A ‘router’ or switch, the names were used interchangeably, was the relay within the networks of an internet, while a ‘gateway' was the relay between networks. So a router is a relay between hosts and gateways, or between gateways; while a gateway is a higher layer relay between hosts and gateways.
This was the whole idea that Abbate documents in her book: that while the PTTs adopted protocol translation at the boundaries between networks and didn’t need gateways. (They were translating between very similar X.25 networks, so it wasn’t too messy (and they had X.75 to define the translation) and it maintained their desire for ‘value-added services’ in the network. The researchers expecting a wide variety of new network technologies and knowing how messy m x n translation could get chose an overlay, an internet layer, so that the networks of an internet supported a common layer with no protocol translation.
This was the model that INWG was using in the mid-70s and reflected by the fact that the 3 transport protocols they were looking at had internet (transport) addresses, over network addresses, over data link addresses with decreasing scope. (This was before IP was separated from TCP.)
A decade later, OSI independently came to the same conclusion in ISO 8648 Internal Organization of the Network Layer, which says that there are 3 sublayers (all not always present). In OSI-ese, they were 3a, Subnetwork Access; 3b, Subnet Dependent Convergence; and 3c, Subnet Indpendent Convergence. IOW, (3a,b) was the Network Layer; (3c, Transport) was the Internet Layer. (This is also reflected in that intra-domain routing uses the Data Link Layer (the network layer’s lower layer) to exchange routing updates; and Inter-Domain routing uses a Transport Protocol, e.g. TCP or TP4. as an SNDC (the internet layer’s lower layer) to exchange routing information.)
[I know it was independently arrived at because I was in a position to observe both groups up close, but was not participating in their discussions, and there was no overlap in their membership. Yes, the basic Reference Model should have been re-written to reflect this structure but it was deemed politically impossible to do so. Similarly, by 1983, the upper layers were admitted to be a single layer. The protocol specifications were ‘adjusted’ so they could be implemented as a single layer and were. (Noticing this simplification was often referred to as the OSI Clueless Test.) ;-) Uncovering that had been complicated by the PTTs stealing the Session Layer, which further obscured that the upper 3 layers were not only one layer but upside down. Also in the early 1980s, proof was found that addresses should not be exposed at the layer boundary as had been forced on the Reference Model in 1978 and that (N-1)-addresses should not be used as a suffix of an (N)-address.

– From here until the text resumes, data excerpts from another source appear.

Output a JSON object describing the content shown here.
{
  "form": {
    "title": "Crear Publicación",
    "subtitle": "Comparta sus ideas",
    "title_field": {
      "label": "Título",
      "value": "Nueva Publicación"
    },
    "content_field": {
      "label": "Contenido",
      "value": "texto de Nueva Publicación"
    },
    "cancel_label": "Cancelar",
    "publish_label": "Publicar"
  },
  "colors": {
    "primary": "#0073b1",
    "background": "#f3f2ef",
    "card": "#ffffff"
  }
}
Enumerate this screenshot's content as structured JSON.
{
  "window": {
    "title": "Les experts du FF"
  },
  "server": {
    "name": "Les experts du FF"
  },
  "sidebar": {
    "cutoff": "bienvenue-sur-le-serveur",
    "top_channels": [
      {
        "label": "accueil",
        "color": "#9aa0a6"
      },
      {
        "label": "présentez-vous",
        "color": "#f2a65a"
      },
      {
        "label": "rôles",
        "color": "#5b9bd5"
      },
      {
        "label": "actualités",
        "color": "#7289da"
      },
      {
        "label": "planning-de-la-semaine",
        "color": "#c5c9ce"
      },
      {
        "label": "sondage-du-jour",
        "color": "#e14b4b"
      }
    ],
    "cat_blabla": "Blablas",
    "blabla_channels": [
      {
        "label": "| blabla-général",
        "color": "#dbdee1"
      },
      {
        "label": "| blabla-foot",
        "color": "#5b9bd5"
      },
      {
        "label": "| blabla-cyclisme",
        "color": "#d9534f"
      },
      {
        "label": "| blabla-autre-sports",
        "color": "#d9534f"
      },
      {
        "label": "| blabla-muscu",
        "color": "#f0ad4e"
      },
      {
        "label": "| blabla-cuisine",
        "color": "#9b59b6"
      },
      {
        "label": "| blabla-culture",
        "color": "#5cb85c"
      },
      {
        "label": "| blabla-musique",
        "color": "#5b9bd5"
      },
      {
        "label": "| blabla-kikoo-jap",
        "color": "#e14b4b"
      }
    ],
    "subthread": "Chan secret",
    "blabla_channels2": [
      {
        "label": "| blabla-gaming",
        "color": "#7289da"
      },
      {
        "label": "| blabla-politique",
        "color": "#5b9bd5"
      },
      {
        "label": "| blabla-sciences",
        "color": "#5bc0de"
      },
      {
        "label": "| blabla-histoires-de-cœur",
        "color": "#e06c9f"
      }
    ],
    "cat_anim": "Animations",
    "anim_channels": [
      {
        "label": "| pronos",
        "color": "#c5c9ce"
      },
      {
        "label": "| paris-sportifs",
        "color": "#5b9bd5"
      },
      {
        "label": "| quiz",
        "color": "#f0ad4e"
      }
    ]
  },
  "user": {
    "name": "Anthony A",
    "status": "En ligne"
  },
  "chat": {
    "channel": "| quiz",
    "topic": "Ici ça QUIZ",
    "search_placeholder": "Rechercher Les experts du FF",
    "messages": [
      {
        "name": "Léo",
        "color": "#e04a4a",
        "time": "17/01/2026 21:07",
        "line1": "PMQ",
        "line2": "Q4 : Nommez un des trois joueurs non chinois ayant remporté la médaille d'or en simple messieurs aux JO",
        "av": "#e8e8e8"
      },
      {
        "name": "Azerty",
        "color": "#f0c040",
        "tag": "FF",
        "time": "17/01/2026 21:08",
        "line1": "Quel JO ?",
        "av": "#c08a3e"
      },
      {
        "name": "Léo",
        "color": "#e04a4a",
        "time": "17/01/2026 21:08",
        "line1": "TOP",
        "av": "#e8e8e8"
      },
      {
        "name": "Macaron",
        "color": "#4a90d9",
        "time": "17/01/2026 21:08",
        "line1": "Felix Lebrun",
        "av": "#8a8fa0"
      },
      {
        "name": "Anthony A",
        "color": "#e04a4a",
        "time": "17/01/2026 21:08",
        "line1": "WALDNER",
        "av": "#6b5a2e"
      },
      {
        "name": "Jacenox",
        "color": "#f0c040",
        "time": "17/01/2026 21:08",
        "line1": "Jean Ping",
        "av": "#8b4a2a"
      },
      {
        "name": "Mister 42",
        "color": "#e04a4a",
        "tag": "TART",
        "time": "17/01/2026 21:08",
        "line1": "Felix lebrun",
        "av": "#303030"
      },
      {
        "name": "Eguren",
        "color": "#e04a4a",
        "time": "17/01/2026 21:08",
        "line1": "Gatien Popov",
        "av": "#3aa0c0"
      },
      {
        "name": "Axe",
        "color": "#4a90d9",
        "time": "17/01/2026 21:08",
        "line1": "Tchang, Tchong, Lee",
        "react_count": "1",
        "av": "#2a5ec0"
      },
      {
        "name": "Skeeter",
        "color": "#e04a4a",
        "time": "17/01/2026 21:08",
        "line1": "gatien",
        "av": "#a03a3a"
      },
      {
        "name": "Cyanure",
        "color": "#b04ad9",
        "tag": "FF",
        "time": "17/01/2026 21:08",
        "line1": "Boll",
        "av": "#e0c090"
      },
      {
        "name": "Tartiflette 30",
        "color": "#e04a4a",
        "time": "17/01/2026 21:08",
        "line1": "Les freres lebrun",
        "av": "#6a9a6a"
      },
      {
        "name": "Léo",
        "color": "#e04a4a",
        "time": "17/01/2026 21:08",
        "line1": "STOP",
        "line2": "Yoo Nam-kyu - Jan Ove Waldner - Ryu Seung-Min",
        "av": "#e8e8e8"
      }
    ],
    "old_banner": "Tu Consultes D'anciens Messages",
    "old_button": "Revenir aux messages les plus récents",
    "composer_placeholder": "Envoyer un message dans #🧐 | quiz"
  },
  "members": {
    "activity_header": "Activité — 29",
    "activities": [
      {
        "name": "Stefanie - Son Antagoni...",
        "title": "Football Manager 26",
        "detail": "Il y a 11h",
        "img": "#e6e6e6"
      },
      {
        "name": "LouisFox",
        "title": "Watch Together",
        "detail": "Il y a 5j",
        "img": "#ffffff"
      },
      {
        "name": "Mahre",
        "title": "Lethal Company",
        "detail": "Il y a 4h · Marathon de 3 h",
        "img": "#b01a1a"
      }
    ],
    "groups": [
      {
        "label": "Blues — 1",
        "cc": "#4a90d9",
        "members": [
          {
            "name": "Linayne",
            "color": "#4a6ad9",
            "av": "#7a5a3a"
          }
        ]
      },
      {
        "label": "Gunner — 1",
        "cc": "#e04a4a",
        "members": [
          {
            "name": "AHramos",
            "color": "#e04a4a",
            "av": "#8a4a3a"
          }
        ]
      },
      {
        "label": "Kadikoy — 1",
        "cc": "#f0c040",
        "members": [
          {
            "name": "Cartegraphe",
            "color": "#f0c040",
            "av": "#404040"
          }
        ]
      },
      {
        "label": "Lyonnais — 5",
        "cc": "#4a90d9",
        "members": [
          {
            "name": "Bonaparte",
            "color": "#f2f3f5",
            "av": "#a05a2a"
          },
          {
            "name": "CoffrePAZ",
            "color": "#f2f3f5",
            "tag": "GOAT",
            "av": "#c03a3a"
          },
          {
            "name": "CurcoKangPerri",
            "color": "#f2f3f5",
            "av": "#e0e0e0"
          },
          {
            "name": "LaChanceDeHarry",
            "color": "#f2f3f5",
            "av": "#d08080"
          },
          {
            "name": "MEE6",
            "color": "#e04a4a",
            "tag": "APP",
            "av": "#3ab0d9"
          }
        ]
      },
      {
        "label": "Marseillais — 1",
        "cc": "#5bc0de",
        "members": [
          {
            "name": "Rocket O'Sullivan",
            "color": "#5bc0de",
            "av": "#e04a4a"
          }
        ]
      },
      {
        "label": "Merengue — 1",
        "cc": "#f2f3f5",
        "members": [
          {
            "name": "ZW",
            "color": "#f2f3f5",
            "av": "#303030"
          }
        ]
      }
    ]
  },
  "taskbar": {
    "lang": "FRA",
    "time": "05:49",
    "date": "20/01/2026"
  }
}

But again, it was deemed politically impossible to outright re-write the Basic Reference Model to directly reflect this and various definition subterfuges were used to get around it.]
But you are right, that by 1983 the term gateway had pretty much disappeared in the Internet discussions, but that was primarily because the Internet had become one big network with translation (IP Fragmentation and later NATs) at the boundaries.